The Ghost Walks begins with a trio of New Yorkers, playwright Prescott Ames (John Miljan), Broadway producer Herman Wood (Richard Carle), and Wood's frequently fired and rehired assistant Homer Erskine (Johnny Arthur) driving to a weekend getaway upstate for a reading of Ames' newest play. Of course, it's a dark and stormy night, and the travelers are stranded when their car gets stuck in the mud and a fallen tree blocks the road. Of course, they seek refuge in a sprawling country house full of weirdos. Surprisingly, Ames knows these weirdos and is reluctant to enter.

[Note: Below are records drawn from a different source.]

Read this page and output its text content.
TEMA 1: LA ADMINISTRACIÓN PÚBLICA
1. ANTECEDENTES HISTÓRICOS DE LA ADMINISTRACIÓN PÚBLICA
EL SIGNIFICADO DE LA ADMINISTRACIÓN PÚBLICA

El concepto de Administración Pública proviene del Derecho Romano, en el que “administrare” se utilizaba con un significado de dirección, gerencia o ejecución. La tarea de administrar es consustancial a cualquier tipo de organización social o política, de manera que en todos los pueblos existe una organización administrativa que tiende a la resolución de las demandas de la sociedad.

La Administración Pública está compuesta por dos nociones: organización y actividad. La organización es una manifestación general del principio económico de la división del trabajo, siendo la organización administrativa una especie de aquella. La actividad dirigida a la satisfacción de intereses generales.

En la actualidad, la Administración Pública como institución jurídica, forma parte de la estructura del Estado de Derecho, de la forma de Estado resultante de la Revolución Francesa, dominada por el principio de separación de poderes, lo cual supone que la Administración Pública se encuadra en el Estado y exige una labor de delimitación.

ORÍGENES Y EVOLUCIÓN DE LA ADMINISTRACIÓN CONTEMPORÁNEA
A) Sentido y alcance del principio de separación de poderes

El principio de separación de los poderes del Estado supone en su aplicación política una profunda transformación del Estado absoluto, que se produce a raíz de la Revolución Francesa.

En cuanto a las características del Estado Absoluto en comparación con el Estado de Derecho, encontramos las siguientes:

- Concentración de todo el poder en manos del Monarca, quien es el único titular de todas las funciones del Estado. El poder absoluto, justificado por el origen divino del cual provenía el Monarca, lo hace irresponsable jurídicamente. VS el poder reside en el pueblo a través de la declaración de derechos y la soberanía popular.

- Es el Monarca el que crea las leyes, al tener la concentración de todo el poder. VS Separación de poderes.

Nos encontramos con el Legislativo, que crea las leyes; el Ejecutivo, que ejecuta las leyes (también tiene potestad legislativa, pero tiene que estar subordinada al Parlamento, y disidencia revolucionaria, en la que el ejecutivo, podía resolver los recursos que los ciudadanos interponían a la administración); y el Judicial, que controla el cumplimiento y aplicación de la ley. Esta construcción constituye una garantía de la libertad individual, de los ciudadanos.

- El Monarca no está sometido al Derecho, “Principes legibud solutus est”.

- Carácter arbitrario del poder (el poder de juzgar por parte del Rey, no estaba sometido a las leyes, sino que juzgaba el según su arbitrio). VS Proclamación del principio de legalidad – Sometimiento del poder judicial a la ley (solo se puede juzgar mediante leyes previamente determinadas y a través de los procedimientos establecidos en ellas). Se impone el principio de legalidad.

It's a bit of a complicated tangle, but occupying the house are a psychologist, a mad woman who is his patient, the mad woman's brother, a family friend who is dating Prescott but being endlessly and openly pursued by the mad woman's brother, and several servants. The stranded travelers have arrived on the anniversary of the mad woman's husband's unsolved murder, an event that led to her madness, and strange paranormal events happen over the course of an elaborate dinner.
(SPOILER): The occupants of the house are actors, hired by Prescott, and the events being passed off as reality are his new play. The country house is Prescott's, newly purchased on the cheap because it was the site of a real murder. Herman and Homer find out they're the victims of an elaborate ruse, decades before Ashton Kutcher's Punk'd, after the first act, but soon, the actors really begin disappearing from the house, and reports of an escaped maniac trickle in. Herman and Homer still think they're watching a play, but shit just got real.
Things proceed in an entertaining but predictable fashion and wrap up nicely in an erotic 69 minutes, with Carle's and Arthur's performances carrying most of the movie. The Broadway producer is a bemused curmudgeon with a blustering facade and cowardly heart and his assistant, Homer, is a nerdy, effete, clever, and strange little man who is fond of delivering bizarre asides about his family members. The two men have a great comedic rapport and share many funny scenes, including one where they share a bed. If it weren't for them, the movie would have dragged.